IDEA OF ONENESS
A barista’s mastery over a cappuccino is one kind of service to society. The care of a seeing-eye dog is another. Do you need to have something special, like an extraordinary talent, in order to help others and the world around you? Or can you offer something even if you don’t have anything at all?
A Buddhist monk said, "Life at each moment encompasses both you and the environment of all sentient beings in every condition of life as well as insentient beings--plants, sky and earth, on down to the most minute particles of dust.” The intention behind our actions is like a flower blossoming in the sun- attracting the bumblebee that savors its goodness and returns the favor by pollinating it. The flower asks, “How may I help you?” to the bumblebee that asks the same.

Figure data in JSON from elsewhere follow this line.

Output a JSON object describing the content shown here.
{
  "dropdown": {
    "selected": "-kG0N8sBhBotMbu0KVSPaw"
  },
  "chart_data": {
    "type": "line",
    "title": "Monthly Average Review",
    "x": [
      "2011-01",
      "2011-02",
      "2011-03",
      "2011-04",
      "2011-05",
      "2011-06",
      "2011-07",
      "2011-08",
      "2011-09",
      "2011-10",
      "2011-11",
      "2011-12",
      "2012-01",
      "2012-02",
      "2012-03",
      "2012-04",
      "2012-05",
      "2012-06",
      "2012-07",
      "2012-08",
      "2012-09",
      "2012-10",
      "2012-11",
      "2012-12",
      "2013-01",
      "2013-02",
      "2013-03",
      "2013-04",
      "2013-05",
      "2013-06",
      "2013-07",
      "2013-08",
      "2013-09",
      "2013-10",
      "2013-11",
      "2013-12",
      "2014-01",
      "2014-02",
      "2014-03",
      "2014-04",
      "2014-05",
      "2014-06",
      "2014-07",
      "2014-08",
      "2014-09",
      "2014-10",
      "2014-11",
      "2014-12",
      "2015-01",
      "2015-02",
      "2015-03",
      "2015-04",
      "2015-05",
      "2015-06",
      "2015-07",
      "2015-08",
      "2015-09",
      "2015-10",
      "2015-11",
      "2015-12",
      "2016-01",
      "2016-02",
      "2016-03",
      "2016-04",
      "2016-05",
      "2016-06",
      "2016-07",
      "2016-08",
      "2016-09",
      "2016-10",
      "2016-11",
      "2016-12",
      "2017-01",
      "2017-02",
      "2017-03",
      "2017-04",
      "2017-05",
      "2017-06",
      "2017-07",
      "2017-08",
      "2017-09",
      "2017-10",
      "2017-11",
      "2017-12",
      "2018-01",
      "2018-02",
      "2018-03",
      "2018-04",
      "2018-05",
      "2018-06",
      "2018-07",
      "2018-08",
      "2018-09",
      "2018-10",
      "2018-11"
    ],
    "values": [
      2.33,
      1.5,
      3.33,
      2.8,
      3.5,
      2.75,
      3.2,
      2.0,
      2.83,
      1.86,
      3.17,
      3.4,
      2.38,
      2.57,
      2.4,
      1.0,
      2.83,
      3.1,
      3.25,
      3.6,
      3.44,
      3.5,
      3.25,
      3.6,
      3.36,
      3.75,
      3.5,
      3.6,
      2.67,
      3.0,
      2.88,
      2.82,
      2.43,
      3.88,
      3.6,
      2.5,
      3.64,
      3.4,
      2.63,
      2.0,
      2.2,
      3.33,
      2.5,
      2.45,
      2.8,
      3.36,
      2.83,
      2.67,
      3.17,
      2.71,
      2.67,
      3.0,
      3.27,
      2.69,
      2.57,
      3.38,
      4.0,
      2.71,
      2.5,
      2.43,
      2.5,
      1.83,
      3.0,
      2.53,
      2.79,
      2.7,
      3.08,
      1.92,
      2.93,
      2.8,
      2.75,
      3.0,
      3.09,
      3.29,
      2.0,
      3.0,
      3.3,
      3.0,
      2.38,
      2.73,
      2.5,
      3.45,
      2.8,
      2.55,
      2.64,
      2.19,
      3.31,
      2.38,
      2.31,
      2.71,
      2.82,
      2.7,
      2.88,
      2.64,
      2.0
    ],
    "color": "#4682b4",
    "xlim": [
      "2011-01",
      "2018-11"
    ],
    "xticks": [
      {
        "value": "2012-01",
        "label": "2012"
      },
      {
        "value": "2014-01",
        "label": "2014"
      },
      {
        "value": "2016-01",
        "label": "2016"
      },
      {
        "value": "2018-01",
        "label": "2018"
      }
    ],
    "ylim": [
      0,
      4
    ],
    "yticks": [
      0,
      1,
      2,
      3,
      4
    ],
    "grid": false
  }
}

A yogi meditates on the idea of Oneness: everything in the world is connected- we are microcosms of a larger universe, which envelops all. Yoga means union- a bringing together of all separate parts. In yoga, separation is the ultimate illusion and all of the diversity found in nature is a celebration of a universal Oneness and Love. Often, teachers will express the concept of Oneness as the cyclical relationship between root and crown; they are one in the same. A tree’s roots grow to almost the exact width of the crown’s diameter so that it can drink from the earth and sky enough to give back what it takes in its oxygen producing ability.
Being kind and gracious to others and the environment is part of a larger system that is designed by balance. A yogi practices the art of balancing- both with the mind and body- so she is a stable force able to help others achieve balance too.